In tutto saranno 1.200 i nuovi beneficiari del progetto. “Questo protocollo contiene una novità, prevede l’impegno diretto anche del governo italiano e di organismi internazionali. Si ispira a un principio di collaborazione tra pubblico e privato sociale che rafforza il progetto e lo incardina nelle politiche del governo” sottolinea Daniele Garrone, presidente della Federazione delle Chiese evangeliche in Italia -. La presenza della Ministra attesta la rilevanza di questo passaggio che reagisce alla colpevole inerzia della Europa”.
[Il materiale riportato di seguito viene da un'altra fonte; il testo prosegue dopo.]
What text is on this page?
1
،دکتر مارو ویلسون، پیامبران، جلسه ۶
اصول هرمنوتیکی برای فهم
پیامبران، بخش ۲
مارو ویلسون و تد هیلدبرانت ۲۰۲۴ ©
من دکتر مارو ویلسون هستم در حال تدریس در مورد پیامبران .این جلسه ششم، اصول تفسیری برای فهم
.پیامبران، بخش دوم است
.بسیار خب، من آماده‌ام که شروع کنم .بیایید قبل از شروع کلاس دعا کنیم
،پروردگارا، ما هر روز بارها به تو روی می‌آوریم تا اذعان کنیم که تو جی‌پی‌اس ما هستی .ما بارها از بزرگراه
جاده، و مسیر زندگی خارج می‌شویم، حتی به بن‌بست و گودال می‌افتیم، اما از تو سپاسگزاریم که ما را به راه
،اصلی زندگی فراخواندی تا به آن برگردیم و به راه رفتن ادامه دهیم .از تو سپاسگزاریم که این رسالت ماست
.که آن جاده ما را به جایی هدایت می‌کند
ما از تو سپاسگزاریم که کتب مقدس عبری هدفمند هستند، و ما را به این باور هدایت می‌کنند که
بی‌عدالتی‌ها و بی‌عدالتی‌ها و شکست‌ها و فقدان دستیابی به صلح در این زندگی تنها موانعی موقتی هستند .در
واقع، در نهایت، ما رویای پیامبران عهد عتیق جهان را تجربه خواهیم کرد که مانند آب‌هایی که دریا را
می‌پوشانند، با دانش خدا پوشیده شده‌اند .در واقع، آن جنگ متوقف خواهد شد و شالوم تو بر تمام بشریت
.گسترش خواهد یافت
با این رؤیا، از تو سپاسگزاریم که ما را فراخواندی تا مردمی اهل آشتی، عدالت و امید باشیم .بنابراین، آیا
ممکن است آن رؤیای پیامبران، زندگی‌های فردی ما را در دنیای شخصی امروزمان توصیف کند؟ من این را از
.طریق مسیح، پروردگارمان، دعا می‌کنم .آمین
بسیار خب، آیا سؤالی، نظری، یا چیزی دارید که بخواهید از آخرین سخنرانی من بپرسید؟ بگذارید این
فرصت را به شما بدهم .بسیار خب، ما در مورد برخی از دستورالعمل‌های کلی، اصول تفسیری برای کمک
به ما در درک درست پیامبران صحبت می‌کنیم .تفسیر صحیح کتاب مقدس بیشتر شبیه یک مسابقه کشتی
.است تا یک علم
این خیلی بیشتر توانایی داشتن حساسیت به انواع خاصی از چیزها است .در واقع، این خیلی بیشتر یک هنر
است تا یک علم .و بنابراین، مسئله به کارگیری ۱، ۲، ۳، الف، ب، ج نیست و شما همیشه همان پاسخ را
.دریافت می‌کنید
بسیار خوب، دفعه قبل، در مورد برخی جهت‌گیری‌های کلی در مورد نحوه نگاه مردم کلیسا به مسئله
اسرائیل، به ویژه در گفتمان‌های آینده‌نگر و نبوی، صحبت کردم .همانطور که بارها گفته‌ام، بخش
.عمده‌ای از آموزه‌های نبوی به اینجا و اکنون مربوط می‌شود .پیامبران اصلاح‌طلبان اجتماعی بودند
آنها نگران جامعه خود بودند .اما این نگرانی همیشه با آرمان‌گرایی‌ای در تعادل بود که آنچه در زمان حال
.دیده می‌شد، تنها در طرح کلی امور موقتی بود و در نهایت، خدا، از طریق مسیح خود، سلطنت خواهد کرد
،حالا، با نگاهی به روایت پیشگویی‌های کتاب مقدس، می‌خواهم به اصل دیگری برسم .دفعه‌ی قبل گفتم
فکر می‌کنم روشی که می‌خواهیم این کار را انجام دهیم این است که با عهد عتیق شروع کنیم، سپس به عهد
Il protocollo, firmato oggi, contiene la sintesi di un lavoro coordinato dal dipartimento per le Libertà civili e l’Immigrazione del Viminale insieme ai rappresentanti del ministero degli Affari esteri e della cooperazione internazionale (Maeci), della Conferenza episcopale italiana, della Comunità di Sant’Egidio, della Federazione delle Chiese Evangeliche, della Tavola Valdese, dell’Associazione ricreativa e culturale italiana (Arci), dell’Istituto nazionale per la promozione della salute delle popolazioni migranti e il contrasto delle malattie della povertà (Inmp), dell’Organizzazione Internazionale per le Migrazioni (Oim) e dell’Alto commissariato delle Nazioni unite per i rifugiati (Unhcr).
“Siamo molto felici di partecipare per la prima volta al progetto dei corridoi umanitari come organizzazione laica – sottolinea Filippo Miraglia di Arci -. Anche se preferiremmo non farlo, perché vorrebbe dire che non c’è nessuno che necessita di protezione”.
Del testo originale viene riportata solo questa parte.